For the avoidance of doubt there is no more information, this is a hypothetical question and one that I hoped would elicit a list of responses that detailed the various options and alternatives available to someone who needs to make a decision.
Did you consider compressing your data ?
As stated above, we lack information about the exact nature of your problem, but compressing the data to transport them could help.
Protocol DCCP, standardized in RFC 4340, "Datagram Congestion Control Protocol" may be what you are looking for.
It seems implemented in Linux.
ENET - http://enet.bespin.org/
I've worked with ENET as a reliable UDP protocol and written an asynchronous sockets friendly version for a client of mine who is using it in their servers. It works quite nicely but I don't like the overhead that the peer to peer ping adds to otherwise idle connections; when you have lots of connections pinging all of them regularly is a lot of busy work.

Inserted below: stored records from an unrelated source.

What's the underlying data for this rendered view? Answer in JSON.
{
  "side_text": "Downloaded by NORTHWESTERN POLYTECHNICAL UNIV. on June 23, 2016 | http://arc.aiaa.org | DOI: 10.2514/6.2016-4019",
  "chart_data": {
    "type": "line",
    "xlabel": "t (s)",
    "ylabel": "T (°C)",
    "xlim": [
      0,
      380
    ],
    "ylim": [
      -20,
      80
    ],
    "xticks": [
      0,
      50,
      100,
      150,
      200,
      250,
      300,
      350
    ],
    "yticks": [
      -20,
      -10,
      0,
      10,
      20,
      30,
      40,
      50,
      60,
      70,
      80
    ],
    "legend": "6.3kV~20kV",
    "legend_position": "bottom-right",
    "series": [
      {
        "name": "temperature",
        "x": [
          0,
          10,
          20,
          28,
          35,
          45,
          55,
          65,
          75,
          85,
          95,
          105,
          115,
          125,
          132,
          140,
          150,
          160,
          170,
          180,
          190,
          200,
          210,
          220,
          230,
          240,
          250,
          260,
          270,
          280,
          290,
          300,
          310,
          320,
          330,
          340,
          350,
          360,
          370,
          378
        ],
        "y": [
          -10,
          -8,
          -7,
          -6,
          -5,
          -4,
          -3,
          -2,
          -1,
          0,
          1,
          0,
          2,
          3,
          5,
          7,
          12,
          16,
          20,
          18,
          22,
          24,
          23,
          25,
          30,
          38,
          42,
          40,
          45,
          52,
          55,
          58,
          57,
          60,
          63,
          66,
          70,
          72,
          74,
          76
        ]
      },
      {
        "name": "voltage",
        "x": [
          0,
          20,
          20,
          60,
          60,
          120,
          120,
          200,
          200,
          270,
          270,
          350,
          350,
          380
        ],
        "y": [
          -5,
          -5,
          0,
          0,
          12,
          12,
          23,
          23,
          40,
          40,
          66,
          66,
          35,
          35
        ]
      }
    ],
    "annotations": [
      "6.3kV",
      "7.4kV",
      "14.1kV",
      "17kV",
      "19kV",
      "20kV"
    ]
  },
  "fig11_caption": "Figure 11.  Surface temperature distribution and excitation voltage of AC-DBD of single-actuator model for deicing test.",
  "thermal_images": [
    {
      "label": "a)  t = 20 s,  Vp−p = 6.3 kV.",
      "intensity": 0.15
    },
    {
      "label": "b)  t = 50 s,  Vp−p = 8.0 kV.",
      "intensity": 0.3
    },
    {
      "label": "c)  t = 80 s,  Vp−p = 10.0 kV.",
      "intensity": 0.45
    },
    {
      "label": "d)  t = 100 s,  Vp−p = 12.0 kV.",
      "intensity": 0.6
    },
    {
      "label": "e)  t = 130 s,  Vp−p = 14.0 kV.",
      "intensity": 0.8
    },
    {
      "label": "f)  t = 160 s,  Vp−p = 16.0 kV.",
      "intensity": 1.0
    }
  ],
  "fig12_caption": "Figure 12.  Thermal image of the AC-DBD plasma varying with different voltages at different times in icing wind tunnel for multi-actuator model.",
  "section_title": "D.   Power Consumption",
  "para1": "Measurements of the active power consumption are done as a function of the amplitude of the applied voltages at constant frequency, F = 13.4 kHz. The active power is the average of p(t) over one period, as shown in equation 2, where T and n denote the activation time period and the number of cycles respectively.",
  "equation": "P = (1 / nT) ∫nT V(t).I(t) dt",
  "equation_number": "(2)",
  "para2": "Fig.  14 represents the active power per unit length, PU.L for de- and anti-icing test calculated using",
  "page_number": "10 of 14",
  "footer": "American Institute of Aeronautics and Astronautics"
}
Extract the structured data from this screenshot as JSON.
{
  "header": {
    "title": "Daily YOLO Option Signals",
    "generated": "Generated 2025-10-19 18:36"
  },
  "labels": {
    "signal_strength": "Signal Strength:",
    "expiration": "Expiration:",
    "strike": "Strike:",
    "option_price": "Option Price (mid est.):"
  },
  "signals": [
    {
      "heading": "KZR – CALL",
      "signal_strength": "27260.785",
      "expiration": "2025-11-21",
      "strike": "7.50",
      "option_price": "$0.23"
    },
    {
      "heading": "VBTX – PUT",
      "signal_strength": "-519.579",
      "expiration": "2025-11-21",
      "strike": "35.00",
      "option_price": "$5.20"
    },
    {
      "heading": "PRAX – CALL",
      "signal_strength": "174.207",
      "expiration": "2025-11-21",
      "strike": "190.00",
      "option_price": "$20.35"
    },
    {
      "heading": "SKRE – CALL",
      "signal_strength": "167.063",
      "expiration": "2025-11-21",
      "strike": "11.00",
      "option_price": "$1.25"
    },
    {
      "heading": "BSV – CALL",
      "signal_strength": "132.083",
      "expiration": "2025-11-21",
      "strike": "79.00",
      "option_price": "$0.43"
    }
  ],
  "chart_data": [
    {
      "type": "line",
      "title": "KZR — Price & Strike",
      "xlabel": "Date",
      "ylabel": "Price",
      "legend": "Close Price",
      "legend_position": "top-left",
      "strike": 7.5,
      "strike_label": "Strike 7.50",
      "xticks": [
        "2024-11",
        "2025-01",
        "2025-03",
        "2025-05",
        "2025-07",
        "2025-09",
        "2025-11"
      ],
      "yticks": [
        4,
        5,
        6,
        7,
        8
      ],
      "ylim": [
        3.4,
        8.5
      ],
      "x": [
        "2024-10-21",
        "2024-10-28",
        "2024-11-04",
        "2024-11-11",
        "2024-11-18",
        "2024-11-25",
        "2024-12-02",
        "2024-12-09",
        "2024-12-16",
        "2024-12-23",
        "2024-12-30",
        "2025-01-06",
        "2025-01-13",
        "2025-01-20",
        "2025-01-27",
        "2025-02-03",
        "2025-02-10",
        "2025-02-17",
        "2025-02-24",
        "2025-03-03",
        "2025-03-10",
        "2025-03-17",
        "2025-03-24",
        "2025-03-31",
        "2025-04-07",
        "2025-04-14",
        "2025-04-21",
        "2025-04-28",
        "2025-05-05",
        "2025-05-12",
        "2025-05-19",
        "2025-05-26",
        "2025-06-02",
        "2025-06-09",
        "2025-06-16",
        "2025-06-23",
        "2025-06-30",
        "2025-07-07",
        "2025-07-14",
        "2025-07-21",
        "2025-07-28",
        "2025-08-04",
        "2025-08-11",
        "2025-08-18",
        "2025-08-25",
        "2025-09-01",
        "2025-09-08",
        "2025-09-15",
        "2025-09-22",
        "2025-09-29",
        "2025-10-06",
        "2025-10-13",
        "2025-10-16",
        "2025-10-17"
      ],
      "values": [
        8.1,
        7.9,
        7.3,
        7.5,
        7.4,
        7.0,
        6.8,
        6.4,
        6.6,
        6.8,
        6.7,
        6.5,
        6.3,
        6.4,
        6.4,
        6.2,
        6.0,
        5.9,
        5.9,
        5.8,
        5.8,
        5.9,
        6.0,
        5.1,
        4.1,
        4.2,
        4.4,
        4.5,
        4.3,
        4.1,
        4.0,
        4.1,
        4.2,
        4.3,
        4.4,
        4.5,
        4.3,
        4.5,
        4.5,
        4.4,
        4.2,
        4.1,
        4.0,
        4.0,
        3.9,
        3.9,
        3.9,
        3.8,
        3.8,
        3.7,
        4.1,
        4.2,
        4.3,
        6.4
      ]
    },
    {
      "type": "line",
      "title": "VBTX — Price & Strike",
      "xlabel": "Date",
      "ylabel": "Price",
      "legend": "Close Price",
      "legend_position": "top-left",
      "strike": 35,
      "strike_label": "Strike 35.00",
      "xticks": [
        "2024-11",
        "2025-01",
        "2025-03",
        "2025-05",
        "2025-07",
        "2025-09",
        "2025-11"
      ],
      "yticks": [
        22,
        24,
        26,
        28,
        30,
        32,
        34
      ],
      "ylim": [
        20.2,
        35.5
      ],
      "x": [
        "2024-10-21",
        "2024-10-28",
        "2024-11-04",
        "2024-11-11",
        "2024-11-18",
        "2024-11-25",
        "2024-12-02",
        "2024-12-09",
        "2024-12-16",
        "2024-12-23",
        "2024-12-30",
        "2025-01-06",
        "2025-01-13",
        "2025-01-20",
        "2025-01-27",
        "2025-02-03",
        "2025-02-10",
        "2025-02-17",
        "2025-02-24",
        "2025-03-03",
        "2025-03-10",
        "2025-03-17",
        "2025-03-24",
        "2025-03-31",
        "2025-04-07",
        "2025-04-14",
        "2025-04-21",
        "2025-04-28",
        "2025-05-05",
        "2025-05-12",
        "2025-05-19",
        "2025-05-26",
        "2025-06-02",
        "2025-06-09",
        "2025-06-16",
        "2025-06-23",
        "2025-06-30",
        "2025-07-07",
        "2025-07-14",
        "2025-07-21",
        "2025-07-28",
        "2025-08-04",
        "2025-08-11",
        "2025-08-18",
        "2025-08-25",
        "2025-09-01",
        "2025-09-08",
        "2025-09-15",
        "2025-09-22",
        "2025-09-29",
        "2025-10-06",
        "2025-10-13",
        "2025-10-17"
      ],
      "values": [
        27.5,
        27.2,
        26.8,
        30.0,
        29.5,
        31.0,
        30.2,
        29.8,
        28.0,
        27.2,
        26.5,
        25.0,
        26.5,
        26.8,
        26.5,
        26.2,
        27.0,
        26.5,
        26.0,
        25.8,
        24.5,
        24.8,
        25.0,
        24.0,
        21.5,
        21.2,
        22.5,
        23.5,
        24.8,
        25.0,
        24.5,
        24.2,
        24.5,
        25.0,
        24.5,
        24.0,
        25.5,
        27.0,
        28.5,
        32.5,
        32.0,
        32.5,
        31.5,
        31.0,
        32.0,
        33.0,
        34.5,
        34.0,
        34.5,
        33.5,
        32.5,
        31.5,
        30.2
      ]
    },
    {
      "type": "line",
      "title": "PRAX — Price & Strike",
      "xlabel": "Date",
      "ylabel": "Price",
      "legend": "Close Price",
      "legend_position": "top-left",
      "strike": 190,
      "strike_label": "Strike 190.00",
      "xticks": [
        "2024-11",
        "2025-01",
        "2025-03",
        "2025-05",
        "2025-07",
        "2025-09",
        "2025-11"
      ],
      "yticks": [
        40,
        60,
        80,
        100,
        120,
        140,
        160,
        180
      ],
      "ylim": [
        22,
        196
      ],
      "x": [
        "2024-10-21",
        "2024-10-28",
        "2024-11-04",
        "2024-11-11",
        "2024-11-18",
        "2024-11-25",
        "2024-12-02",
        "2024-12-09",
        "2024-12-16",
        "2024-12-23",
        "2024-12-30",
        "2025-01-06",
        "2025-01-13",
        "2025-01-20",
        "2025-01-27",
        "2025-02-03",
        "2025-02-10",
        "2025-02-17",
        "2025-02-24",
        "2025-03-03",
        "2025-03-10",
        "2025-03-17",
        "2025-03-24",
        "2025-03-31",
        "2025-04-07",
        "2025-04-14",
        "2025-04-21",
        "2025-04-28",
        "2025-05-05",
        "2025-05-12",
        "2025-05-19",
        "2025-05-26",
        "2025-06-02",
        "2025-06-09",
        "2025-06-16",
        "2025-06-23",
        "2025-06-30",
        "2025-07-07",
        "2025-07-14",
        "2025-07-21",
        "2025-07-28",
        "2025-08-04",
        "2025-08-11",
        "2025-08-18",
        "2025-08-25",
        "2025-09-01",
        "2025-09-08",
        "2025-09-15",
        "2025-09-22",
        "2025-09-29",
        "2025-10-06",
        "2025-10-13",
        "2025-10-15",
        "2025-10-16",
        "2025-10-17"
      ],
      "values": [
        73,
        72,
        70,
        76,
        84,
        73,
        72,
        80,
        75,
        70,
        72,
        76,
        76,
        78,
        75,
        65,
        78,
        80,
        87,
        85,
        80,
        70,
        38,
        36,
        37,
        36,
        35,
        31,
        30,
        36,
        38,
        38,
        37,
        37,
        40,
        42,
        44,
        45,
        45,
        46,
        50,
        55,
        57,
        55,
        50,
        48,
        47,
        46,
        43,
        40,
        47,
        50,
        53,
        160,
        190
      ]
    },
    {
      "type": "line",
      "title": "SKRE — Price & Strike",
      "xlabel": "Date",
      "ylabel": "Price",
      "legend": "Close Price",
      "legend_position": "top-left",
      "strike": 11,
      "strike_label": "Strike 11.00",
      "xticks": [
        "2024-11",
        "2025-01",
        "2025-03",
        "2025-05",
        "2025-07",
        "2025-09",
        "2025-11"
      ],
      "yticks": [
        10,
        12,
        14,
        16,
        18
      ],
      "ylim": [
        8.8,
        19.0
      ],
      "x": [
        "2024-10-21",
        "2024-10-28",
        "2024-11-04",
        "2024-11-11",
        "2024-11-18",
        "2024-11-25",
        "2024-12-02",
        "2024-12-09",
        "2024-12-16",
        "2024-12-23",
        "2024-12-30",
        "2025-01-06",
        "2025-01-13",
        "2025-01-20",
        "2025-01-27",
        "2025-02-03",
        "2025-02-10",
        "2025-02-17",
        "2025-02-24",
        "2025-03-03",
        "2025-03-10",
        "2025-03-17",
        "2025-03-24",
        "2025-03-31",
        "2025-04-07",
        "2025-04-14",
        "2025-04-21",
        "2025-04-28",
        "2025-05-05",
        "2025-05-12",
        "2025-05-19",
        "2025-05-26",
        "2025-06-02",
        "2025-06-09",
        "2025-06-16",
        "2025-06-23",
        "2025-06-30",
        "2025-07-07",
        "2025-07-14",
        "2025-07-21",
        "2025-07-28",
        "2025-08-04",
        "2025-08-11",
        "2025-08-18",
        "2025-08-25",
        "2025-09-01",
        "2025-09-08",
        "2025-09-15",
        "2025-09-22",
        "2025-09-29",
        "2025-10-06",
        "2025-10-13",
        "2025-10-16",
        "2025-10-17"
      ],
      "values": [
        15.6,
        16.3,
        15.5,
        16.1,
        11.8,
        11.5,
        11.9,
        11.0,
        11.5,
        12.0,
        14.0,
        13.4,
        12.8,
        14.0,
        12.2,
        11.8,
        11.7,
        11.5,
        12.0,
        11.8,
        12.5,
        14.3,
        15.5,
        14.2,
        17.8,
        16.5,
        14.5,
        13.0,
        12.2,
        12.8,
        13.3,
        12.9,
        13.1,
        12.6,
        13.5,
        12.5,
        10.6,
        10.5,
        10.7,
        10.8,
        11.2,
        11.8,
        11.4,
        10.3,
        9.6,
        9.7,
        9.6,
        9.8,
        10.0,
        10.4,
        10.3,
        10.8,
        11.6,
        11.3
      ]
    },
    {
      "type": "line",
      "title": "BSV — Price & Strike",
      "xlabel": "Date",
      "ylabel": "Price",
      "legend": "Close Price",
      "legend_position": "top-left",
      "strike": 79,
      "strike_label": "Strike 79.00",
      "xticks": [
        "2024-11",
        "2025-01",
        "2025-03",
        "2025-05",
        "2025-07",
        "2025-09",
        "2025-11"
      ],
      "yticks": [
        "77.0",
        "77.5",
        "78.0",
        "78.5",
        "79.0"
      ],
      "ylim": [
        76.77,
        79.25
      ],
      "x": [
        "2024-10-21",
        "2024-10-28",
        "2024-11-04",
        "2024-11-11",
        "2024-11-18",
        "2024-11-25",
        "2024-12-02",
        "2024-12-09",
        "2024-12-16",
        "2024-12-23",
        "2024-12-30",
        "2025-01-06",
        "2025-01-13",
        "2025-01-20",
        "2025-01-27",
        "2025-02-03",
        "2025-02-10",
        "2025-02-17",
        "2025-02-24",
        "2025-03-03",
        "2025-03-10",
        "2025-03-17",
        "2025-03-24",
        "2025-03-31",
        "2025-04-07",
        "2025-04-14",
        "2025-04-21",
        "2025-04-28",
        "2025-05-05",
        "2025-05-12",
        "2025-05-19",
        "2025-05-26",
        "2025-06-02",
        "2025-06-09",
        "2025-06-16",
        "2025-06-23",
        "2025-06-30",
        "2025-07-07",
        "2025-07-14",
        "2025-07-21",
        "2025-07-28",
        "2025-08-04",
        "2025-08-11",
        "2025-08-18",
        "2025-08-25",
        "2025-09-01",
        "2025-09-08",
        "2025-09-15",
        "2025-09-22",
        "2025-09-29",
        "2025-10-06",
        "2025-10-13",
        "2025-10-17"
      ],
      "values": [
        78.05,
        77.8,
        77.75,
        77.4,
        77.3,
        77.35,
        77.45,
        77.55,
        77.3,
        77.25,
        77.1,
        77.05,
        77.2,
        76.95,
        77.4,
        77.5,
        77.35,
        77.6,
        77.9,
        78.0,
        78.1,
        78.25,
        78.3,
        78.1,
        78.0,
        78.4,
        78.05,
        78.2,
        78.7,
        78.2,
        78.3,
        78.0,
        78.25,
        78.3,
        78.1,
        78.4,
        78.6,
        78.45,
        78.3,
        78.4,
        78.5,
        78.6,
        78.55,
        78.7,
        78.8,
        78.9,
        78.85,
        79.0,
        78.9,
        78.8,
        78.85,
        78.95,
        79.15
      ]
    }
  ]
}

ENET gives you the option to send multiple 'channels' of data and for the data sent to be unreliable, reliable or sequenced. It also includes the aforementioned peer to peer ping which acts as a keep alive.
As others have pointed out, your question is very general, and whether or not something is 'faster' than TCP depends a lot on the type of application.
TCP is generally as fast as it gets for reliable streaming of data from one host to another. However, if your application does a lot of small bursts of traffic and waiting for responses, UDP may be more appropriate to minimize latency.
There is an easy middle ground. Nagle's algorithm is the part of TCP that helps ensure that the sender doesn't overwhelm the receiver of a large stream of data, resulting in congestion and packet loss.
If you need the reliable, in-order delivery of TCP, and also the fast response of UDP, and don't need to worry about congestion from sending large streams of data, you can disable Nagle's algorithm:
The best way to achieve reliability using UDP is to build the reliability in the application program itself( for example, by adding acknowledgment and retransmission mechanisms)
RUDP. Many socket servers for games implement something similar.